Suppose a directed spanning tree graph $G$, there are $n$ nodes, and the root is node $1$. We express this graph by a matrix $M_{n\times n}$. If there is an directed edge from node $i$ to node $j$, the corresponding element in $M$ is $1$ ($e_{ji}=1$), otherwise it is $0$. All the diagonal elements are $0$.
I say: For any spanning tree graph $G$, the corresponding matrix $M_{n\times n}$ is always a lower triangular matrix.
Am I right? I didn't find the related documents to explain this.
Thanks for any help.
If the question is: "For an arbitrary labeling of the nodes, so long as the root is the first, is the resulting matrix triangular?" The answer is no.

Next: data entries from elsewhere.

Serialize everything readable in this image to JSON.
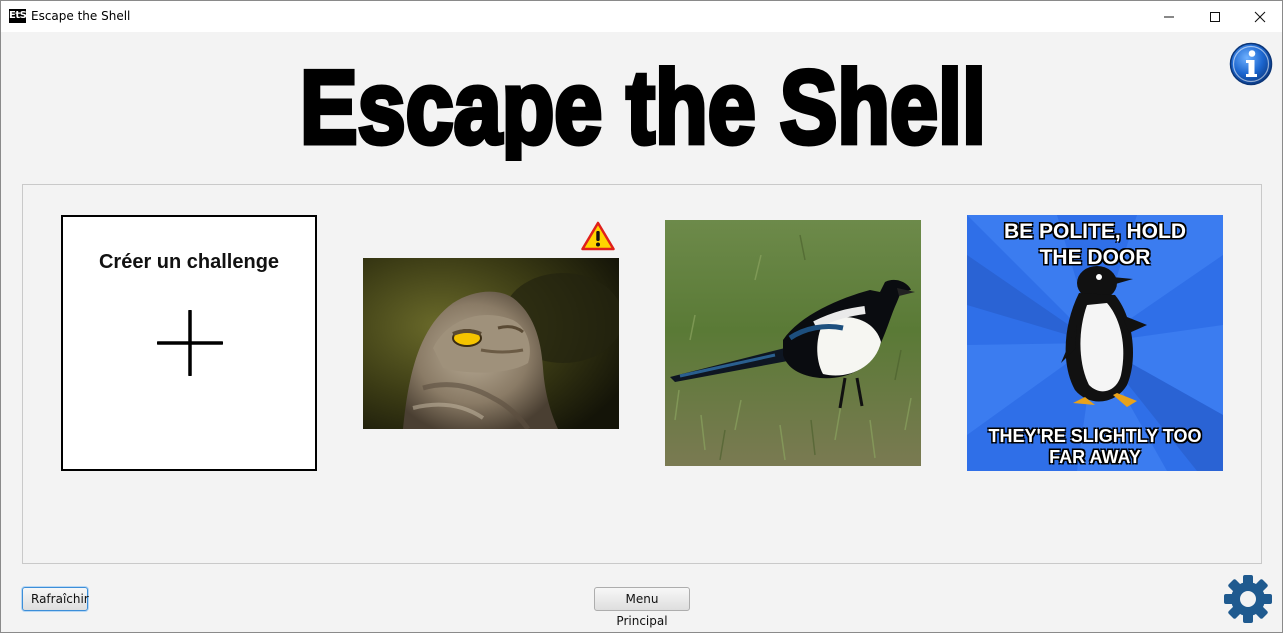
{
  "window": {
    "title": "Escape the Shell",
    "app_icon_text": "EtS",
    "controls": [
      "minimize-icon",
      "maximize-icon",
      "close-icon"
    ]
  },
  "header": {
    "logo_text": "Escape the Shell",
    "info_icon": "info-icon"
  },
  "challenges": {
    "create_card": {
      "label": "Créer un challenge",
      "icon": "plus-icon"
    },
    "items": [
      {
        "image": "frogmouth-bird-photo",
        "warning_icon": "warning-icon"
      },
      {
        "image": "magpie-photo"
      },
      {
        "image": "socially-awkward-penguin-meme",
        "caption_top": [
          "BE POLITE, HOLD",
          "THE DOOR"
        ],
        "caption_bottom": [
          "THEY'RE SLIGHTLY TOO",
          "FAR AWAY"
        ]
      }
    ]
  },
  "footer": {
    "refresh_label": "Rafraîchir",
    "main_menu_label": "Menu Principal",
    "settings_icon": "gear-icon"
  },
  "colors": {
    "background": "#f3f3f3",
    "info_blue": "#1a5fb4",
    "gear_blue": "#1f5a8f",
    "warning_yellow": "#ffd400",
    "warning_red": "#e0201b",
    "meme_blue": "#2f6fe8"
  }
}
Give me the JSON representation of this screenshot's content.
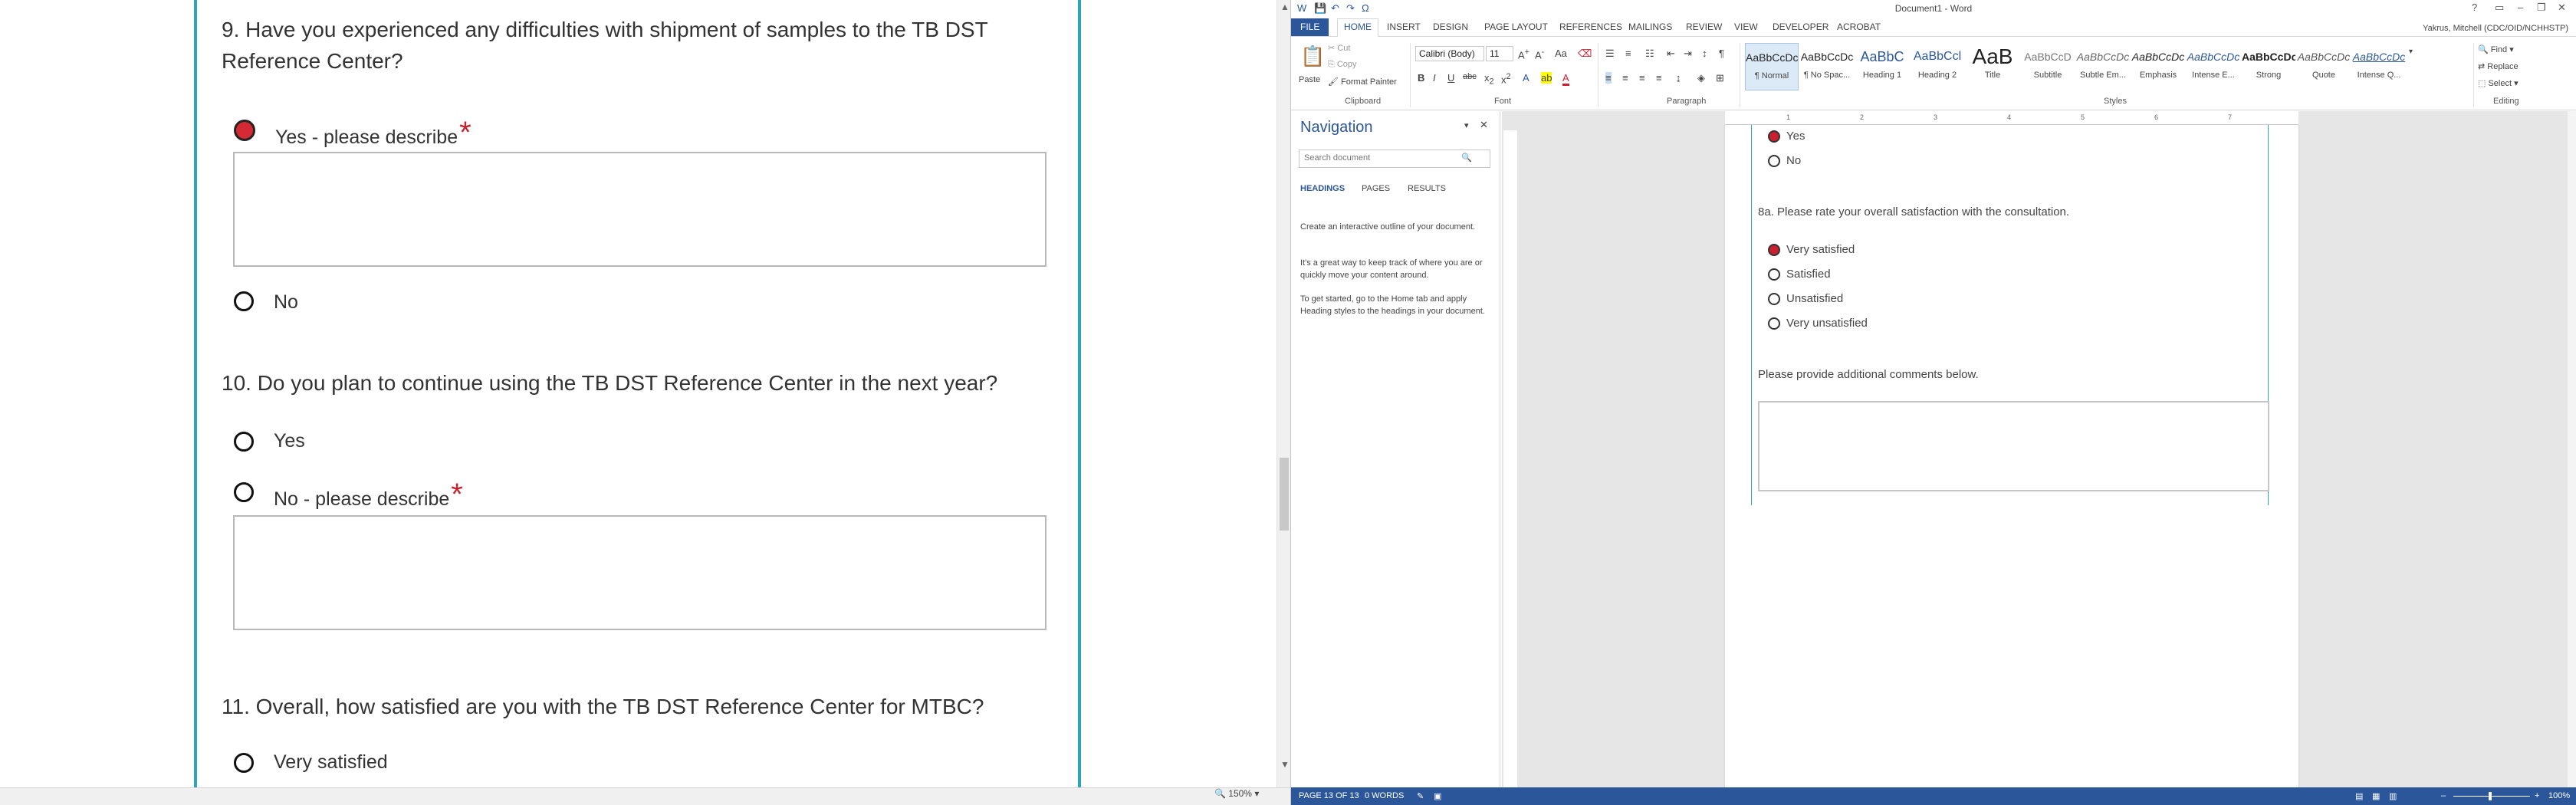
{
  "survey": {
    "q9": {
      "text": "9. Have you experienced any difficulties with shipment of samples to the TB DST Reference Center?",
      "opt_yes": "Yes - please describe",
      "opt_no": "No",
      "required": "*"
    },
    "q10": {
      "text": "10. Do you plan to continue using the TB DST Reference Center in the next year?",
      "opt_yes": "Yes",
      "opt_no": "No - please describe",
      "required": "*"
    },
    "q11": {
      "text": "11. Overall, how satisfied are you with the TB DST Reference Center for MTBC?",
      "opt_very": "Very satisfied"
    }
  },
  "left_status": {
    "zoom": "150%"
  },
  "word": {
    "title": "Document1 - Word",
    "user": "Yakrus, Mitchell (CDC/OID/NCHHSTP)",
    "tabs": [
      "FILE",
      "HOME",
      "INSERT",
      "DESIGN",
      "PAGE LAYOUT",
      "REFERENCES",
      "MAILINGS",
      "REVIEW",
      "VIEW",
      "DEVELOPER",
      "ACROBAT"
    ],
    "clipboard": {
      "paste": "Paste",
      "cut": "Cut",
      "copy": "Copy",
      "format_painter": "Format Painter",
      "label": "Clipboard"
    },
    "font": {
      "name": "Calibri (Body)",
      "size": "11",
      "label": "Font"
    },
    "paragraph": {
      "label": "Paragraph"
    },
    "styles": {
      "label": "Styles",
      "items": [
        {
          "preview": "AaBbCcDc",
          "name": "¶ Normal"
        },
        {
          "preview": "AaBbCcDc",
          "name": "¶ No Spac..."
        },
        {
          "preview": "AaBbC",
          "name": "Heading 1"
        },
        {
          "preview": "AaBbCcl",
          "name": "Heading 2"
        },
        {
          "preview": "AaB",
          "name": "Title"
        },
        {
          "preview": "AaBbCcD",
          "name": "Subtitle"
        },
        {
          "preview": "AaBbCcDc",
          "name": "Subtle Em..."
        },
        {
          "preview": "AaBbCcDc",
          "name": "Emphasis"
        },
        {
          "preview": "AaBbCcDc",
          "name": "Intense E..."
        },
        {
          "preview": "AaBbCcDc",
          "name": "Strong"
        },
        {
          "preview": "AaBbCcDc",
          "name": "Quote"
        },
        {
          "preview": "AaBbCcDc",
          "name": "Intense Q..."
        }
      ]
    },
    "editing": {
      "find": "Find",
      "replace": "Replace",
      "select": "Select",
      "label": "Editing"
    },
    "nav": {
      "title": "Navigation",
      "search_placeholder": "Search document",
      "tabs": [
        "HEADINGS",
        "PAGES",
        "RESULTS"
      ],
      "p1": "Create an interactive outline of your document.",
      "p2": "It's a great way to keep track of where you are or quickly move your content around.",
      "p3": "To get started, go to the Home tab and apply Heading styles to the headings in your document."
    },
    "ruler_ticks": [
      "1",
      "2",
      "3",
      "4",
      "5",
      "6",
      "7"
    ],
    "doc": {
      "yes": "Yes",
      "no": "No",
      "q8a": "8a. Please rate your overall satisfaction with the consultation.",
      "opts": [
        "Very satisfied",
        "Satisfied",
        "Unsatisfied",
        "Very unsatisfied"
      ],
      "comments": "Please provide additional comments below."
    },
    "status": {
      "page": "PAGE 13 OF 13",
      "words": "0 WORDS",
      "zoom": "100%"
    }
  }
}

For instance, a simple counterexample is a graph with edges $\{(v_1, v_3), (v_3, v_2)\}$. Then the adjacency matrix (as defined in the question) is $\left[\begin{smallmatrix} 0 & 0 & 0\\ 0 & 0 & 1\\ 1 & 0 & 0\end{smallmatrix}\right]$.
In comments, you suggest the additional requirement that nodes are labeled so that destinations of an edge always come later than the source of the edge. In this case, the answer is yes, since every non-zero element of the matrix corresponds to an edge, and so the column index (the source node's label) is smaller than the row index (the destination node's label). Moreover, such a labeling can be found for any directed (rooted) tree. You can stratify the tree into "layers", with the root in layer 0, all its neighbors in layer 1, all their children in layer 2, etc., and then number them (proceeding across each layer in succession.) Another approach is to complete the partial order given by the tree to a linear order.